The books divided into 11 chapters, a few of which I want to discuss here. The chapter that most effected me was called "Saying Yes to God's Purposes"- I read it twice!

One question she asks, which I'll paraphrase is "What gifts, experiences, passions, opportunities, and burdens is God blending together in my life to make me of special use to him?" hmmm.. good question!! I've been thinking about it for a while now. One other thing she said that really resonated with me was: "This is the place to dream the dreams that God is whispering to our hearts- even the ones that seems so far-fetched we're almost afraid to put them into words." Finally, I'll quote one more statement that really spoke to me:

"God is putting together a package in each of our lives, preparing us to make a unique contribution to His Kingdom. We need to ask ourselves, 'What have I come to the Kingdom for? Why has God brought me to this particular time and place?'" 

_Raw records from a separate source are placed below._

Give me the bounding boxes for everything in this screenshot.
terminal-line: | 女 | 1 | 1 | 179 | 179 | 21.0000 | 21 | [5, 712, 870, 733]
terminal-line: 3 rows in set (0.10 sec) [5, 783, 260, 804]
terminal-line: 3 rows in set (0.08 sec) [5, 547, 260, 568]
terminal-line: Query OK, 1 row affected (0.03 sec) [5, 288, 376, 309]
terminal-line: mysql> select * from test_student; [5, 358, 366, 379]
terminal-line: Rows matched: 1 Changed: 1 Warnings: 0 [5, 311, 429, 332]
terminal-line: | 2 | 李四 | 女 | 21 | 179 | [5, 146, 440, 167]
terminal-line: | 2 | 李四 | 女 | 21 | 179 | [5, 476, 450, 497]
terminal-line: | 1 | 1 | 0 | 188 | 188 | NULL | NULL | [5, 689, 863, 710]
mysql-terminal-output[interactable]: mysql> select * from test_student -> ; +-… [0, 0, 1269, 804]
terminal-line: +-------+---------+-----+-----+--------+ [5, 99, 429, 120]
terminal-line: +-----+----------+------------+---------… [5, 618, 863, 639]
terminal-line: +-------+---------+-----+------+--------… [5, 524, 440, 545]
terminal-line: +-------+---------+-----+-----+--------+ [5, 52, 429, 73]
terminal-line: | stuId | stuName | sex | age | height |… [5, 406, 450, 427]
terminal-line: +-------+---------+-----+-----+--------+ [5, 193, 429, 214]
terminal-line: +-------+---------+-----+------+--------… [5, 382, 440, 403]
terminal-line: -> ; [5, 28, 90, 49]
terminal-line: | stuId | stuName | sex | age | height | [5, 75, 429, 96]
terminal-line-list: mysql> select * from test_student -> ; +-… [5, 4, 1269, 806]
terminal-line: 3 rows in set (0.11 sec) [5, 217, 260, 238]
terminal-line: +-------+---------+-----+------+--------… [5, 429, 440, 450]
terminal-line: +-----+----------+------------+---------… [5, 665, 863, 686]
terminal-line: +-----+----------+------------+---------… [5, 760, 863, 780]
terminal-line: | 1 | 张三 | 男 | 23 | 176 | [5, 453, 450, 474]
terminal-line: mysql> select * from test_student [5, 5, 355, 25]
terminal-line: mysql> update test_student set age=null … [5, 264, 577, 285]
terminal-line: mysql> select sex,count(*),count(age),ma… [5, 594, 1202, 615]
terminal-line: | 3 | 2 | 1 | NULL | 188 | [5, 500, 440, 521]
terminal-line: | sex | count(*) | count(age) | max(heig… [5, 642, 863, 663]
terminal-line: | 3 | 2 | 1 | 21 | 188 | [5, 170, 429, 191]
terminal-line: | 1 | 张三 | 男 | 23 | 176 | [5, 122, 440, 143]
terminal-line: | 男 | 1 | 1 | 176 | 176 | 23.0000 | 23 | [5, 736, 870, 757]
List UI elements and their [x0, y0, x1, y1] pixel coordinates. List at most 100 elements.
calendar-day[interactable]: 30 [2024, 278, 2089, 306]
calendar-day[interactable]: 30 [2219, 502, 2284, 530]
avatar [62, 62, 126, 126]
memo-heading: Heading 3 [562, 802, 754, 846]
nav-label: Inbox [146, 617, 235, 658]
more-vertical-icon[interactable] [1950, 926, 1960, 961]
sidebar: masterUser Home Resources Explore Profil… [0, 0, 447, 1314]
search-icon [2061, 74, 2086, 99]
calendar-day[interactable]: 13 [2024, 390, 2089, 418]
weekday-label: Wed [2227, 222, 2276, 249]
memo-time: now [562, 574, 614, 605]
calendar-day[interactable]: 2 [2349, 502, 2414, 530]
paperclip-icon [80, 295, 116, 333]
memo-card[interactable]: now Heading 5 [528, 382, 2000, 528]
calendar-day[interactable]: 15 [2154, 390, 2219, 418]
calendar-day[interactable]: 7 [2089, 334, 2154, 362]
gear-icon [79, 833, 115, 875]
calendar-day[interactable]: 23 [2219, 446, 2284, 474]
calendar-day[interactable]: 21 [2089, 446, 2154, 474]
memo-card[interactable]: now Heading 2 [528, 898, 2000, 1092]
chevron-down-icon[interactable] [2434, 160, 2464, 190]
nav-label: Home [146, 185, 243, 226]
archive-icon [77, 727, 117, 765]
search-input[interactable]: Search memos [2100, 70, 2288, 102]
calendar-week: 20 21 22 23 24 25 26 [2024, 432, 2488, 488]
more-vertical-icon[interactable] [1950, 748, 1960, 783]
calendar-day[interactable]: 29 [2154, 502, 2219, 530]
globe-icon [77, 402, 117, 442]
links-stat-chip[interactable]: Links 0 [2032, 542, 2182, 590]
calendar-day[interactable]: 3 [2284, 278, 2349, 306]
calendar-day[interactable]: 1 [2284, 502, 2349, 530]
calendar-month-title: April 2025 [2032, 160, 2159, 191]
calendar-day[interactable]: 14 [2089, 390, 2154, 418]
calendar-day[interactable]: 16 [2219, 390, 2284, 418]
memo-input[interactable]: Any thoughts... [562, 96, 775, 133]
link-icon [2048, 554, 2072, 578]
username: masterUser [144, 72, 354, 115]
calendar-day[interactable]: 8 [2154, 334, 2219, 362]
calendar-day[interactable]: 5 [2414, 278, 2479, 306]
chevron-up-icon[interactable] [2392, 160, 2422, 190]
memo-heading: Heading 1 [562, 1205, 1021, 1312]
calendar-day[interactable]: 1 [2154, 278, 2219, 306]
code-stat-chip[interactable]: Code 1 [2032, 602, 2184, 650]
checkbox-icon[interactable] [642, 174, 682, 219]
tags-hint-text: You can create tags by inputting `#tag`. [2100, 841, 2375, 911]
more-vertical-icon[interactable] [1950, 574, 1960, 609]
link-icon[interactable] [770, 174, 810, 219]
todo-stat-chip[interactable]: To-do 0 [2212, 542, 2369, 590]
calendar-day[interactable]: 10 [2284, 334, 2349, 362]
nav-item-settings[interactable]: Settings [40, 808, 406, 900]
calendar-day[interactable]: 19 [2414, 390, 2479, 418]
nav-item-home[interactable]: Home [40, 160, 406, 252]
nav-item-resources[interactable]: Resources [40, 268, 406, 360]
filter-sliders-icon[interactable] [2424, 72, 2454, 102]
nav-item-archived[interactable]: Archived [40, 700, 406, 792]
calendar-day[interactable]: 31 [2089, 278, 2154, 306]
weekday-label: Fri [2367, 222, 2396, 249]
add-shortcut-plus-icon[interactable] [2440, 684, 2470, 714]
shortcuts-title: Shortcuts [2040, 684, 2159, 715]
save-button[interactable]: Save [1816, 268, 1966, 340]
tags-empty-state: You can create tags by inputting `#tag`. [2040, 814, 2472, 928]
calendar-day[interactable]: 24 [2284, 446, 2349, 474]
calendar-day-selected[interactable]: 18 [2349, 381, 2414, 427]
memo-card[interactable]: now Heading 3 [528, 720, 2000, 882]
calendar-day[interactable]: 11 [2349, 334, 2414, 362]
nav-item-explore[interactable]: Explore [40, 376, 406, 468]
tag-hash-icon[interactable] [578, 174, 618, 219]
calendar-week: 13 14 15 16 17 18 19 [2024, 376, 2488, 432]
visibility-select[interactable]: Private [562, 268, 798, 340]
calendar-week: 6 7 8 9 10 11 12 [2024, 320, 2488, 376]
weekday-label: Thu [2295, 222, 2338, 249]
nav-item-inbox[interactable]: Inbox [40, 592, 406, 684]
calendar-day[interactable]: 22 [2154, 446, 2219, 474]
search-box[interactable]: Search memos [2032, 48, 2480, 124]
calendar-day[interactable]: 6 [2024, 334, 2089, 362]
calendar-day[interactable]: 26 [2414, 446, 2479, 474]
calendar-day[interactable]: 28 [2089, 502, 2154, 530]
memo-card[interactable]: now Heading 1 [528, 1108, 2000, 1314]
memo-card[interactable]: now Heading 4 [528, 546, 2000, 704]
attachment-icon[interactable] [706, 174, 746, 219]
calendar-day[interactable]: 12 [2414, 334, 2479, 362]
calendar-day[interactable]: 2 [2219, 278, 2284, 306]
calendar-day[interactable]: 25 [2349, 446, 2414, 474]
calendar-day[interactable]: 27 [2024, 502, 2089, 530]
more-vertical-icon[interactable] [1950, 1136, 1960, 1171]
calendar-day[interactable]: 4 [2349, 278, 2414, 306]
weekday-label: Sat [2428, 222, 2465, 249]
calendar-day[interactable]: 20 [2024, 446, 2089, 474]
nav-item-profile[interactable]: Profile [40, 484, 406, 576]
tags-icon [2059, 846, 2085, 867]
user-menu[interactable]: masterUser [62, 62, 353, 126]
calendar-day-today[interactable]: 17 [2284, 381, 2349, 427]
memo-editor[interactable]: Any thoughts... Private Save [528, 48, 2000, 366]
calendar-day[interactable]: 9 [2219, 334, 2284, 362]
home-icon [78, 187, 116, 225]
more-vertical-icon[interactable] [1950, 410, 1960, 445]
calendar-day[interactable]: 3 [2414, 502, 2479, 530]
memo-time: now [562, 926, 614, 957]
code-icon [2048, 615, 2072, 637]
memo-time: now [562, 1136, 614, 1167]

This is not an easy question to answer, but I think it is one worth deeply pondering and praying over. I am so thankful that God has a unique purpose and plan our lives. Do I always clearly see and understand why am I on the specific path that I am? No. Sometimes. But I DO know that His plan is perfect and that I don't need to fear. A verse that really struck me recently, as though I was seeing and understanding it fully for the first time is 1 John 4:18 "Such love has no fear, for perfect love expels all fear. If we are afraid, it is for fear of punishment. And this shows that we have not fully experienced His perfect love." Because of Christ's perfect love for me, I never need to fear. I need to be reminded of this constantly!

As I work through some of the questions posed to me in this book, I'm praying that God will give me a spirit of confidence in Him- in the fact that the experiences, gifts, passions, opportunities, and burdens he has put in my life are there for a very specific reason and purpose!